Quandary of an Infrastructure Bill

Nov 23, 2021

By Alexa Combelic, ASA Director of Government Affairs for Biodiesel & Infrastructure •  From Fall 2021 American Soybean magazine

Over the past three years, the running joke in Washington, D.C. is that every week is “infrastructure week.” Desire to enact sweeping programmatic investments in infrastructure is neither dictated by political party nor geographic region. Infrastructure improvements benefit the masses and give Congressional representatives real, concrete (excuse the pun) victories in the form of roads and bridges for their constituents. So why has passing an infrastructure bill become such a quandary?

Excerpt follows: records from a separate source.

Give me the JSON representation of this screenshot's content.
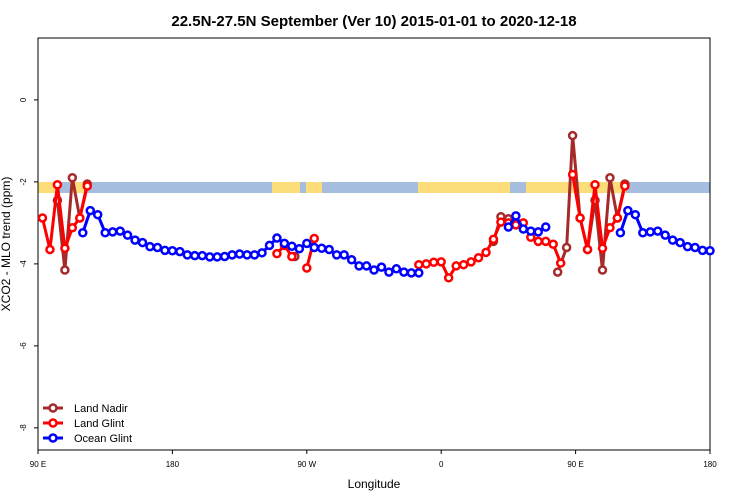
{
  "chart_data": {
    "type": "line",
    "title": "22.5N-27.5N September (Ver 10)   2015-01-01 to 2020-12-18",
    "x_label": "Longitude",
    "y_label": "XCO2 - MLO trend (ppm)",
    "xlim": [
      90,
      540
    ],
    "ylim": [
      -8.54,
      1.51
    ],
    "xticks": [
      {
        "value": 90,
        "label": "90 E"
      },
      180,
      {
        "value": 270,
        "label": "90 W"
      },
      {
        "value": 360,
        "label": "0"
      },
      {
        "value": 450,
        "label": "90 E"
      },
      {
        "value": 540,
        "label": "180"
      }
    ],
    "yticks": [
      0,
      -2,
      -4,
      -6,
      -8
    ],
    "legend": "bottom-left",
    "series": [
      {
        "name": "Land Nadir",
        "color": "#a52a2a",
        "x": [
          103,
          108,
          113,
          118,
          123,
          190,
          262,
          330,
          395,
          400,
          405,
          410,
          420,
          438,
          444,
          448,
          453,
          458,
          463,
          468,
          473,
          478,
          483
        ],
        "values": [
          -2.45,
          -4.15,
          -1.9,
          -2.88,
          -2.05,
          null,
          -3.82,
          null,
          -3.45,
          -2.85,
          -2.9,
          -3.0,
          null,
          -4.2,
          -3.6,
          -0.87,
          -2.88,
          -3.65,
          -2.45,
          -4.15,
          -1.9,
          -2.88,
          -2.05
        ]
      },
      {
        "name": "Land Glint",
        "color": "#ff0000",
        "x": [
          93,
          98,
          103,
          108,
          113,
          118,
          123,
          190,
          250,
          255,
          260,
          265,
          270,
          275,
          300,
          345,
          350,
          355,
          360,
          365,
          370,
          375,
          380,
          385,
          390,
          395,
          400,
          405,
          410,
          415,
          420,
          425,
          430,
          435,
          440,
          444,
          448,
          453,
          458,
          463,
          468,
          473,
          478,
          483
        ],
        "values": [
          -2.88,
          -3.65,
          -2.07,
          -3.62,
          -3.12,
          -2.88,
          -2.1,
          null,
          -3.75,
          -3.55,
          -3.82,
          null,
          -4.1,
          -3.38,
          null,
          -4.02,
          -4.0,
          -3.96,
          -3.95,
          -4.34,
          -4.05,
          -4.02,
          -3.95,
          -3.85,
          -3.72,
          -3.4,
          -2.98,
          -3.0,
          -3.05,
          -3.0,
          -3.35,
          -3.45,
          -3.45,
          -3.52,
          -3.98,
          null,
          -1.82,
          -2.88,
          -3.65,
          -2.07,
          -3.62,
          -3.12,
          -2.88,
          -2.1
        ]
      },
      {
        "name": "Ocean Glint",
        "color": "#0000ff",
        "x": [
          120,
          125,
          130,
          135,
          140,
          145,
          150,
          155,
          160,
          165,
          170,
          175,
          180,
          185,
          190,
          195,
          200,
          205,
          210,
          215,
          220,
          225,
          230,
          235,
          240,
          245,
          250,
          255,
          260,
          265,
          270,
          275,
          280,
          285,
          290,
          295,
          300,
          305,
          310,
          315,
          320,
          325,
          330,
          335,
          340,
          345,
          370,
          405,
          410,
          415,
          420,
          425,
          430,
          455,
          480,
          485,
          490,
          495,
          500,
          505,
          510,
          515,
          520,
          525,
          530,
          535,
          540
        ],
        "values": [
          -3.24,
          -2.7,
          -2.8,
          -3.24,
          -3.22,
          -3.2,
          -3.3,
          -3.42,
          -3.48,
          -3.58,
          -3.6,
          -3.67,
          -3.68,
          -3.7,
          -3.78,
          -3.8,
          -3.8,
          -3.83,
          -3.83,
          -3.82,
          -3.78,
          -3.76,
          -3.78,
          -3.78,
          -3.73,
          -3.55,
          -3.37,
          -3.5,
          -3.57,
          -3.63,
          -3.5,
          -3.6,
          -3.62,
          -3.65,
          -3.78,
          -3.78,
          -3.9,
          -4.05,
          -4.05,
          -4.15,
          -4.08,
          -4.2,
          -4.12,
          -4.2,
          -4.22,
          -4.22,
          null,
          -3.1,
          -2.83,
          -3.15,
          -3.2,
          -3.22,
          -3.1,
          null,
          -3.24,
          -2.7,
          -2.8,
          -3.24,
          -3.22,
          -3.2,
          -3.3,
          -3.42,
          -3.48,
          -3.58,
          -3.6,
          -3.67,
          -3.68
        ]
      }
    ]
  }
}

Starting with George Washington’s lifelong devotion to creating a more navigable Potomac River up through recent times and Barack Obama’s desire to use infrastructure investment to pull the nation out of economic recession, almost every American president has looked to federal infrastructure investment to help rebuild our country in times of strife or to amplify its successes in times of prosperity. During the Great Depression, Franklin D. Roosevelt created a public works program under the New Deal to directly provide jobs to unemployed Americans while also creating such great demand for supplies that job growth in supporting industries boomed. Conversely, Dwight Eisenhower championed the development of our modern interstate highway system to support a growing economy and population during the prosperity that followed the end of World War II.

However, since the mid-20th century, the federal government has played a reduced role in funding infrastructure projects. Unlike most industrialized countries, the United States only provides about one quarter of the public infrastructure funding at the federal level. Cash-strapped state and local entities are therefore left to foot the bill, meaning new investments are sometimes virtually impossible and maintaining a state-of-good-repair can come at the expense of other important state services. This lack of investment, paired with a depleted Highway Trust Fund, has spurred both political parties to consider the need for a generational investment in our nation’s infrastructure.

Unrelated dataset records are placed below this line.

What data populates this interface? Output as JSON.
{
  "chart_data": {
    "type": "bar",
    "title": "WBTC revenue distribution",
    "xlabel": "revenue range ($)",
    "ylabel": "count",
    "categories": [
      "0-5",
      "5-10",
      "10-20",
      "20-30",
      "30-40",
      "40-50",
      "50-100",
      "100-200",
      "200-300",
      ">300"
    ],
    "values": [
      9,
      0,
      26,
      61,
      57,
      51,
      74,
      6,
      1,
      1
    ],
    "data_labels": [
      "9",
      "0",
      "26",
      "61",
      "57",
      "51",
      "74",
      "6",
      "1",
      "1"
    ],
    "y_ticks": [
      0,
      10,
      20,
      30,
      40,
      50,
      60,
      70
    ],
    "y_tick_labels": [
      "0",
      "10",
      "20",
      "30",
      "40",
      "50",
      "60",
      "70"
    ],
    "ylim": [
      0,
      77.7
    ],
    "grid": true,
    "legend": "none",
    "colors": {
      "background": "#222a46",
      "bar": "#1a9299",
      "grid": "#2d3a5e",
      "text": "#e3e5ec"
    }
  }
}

In February 2018, Donald Trump unveiled a $1.5 trillion infrastructure investment strategy—a move that excited lawmakers on both sides of the aisle. Three years later, Joe Biden similarly proposed a $2 trillion investment. In both instances, Congressional negotiations have been drawn out and messy. While both parties support new federal investment in infrastructure, consensus around a dollar amount took time. The negotiated bipartisan infrastructure package now making its way through Congress bears a price tag of $550 billion in new spending—a considerable decrease from both the Trump and Biden proposals.

In many ways, the bipartisan consensus that was reached in the Senate to develop the infrastructure bill was a masterclass in negotiation and compromise. Yet, the final product left out one key element: explicit support from the majority of the House of Representatives. As we race to the end of the First Session of the 117th Congress, the bipartisan infrastructure bill has found itself mired in a sea of must-pass legislation and political messaging bills that the House aims to consider in 2021’s dwindling months.

The last several years have made it easy to be a pessimist about infrastructure policy, but even with current political standoffs, the bipartisan infrastructure bill has managed to weather the storm. Much like generational infrastructure investments that came before it, this bill seeks to boost the economy by making equitable investments in rural and urban areas alike while also providing states with the flexibility they need to prioritize certain projects of regional significance. It even includes a pilot project to help promote soy-based construction materials (read more in Soy Forward on page 29).

Moving soybeans to market reliably and cost-effectively remains a top priority for ASA. While the bipartisan infrastructure bill will not solve all our transportation problems, we believe that this new investment in rural roads, bridges and waterways will address major transit chokepoints, improve road conditions across farm country and minimize transportation delays that impact bottom lines.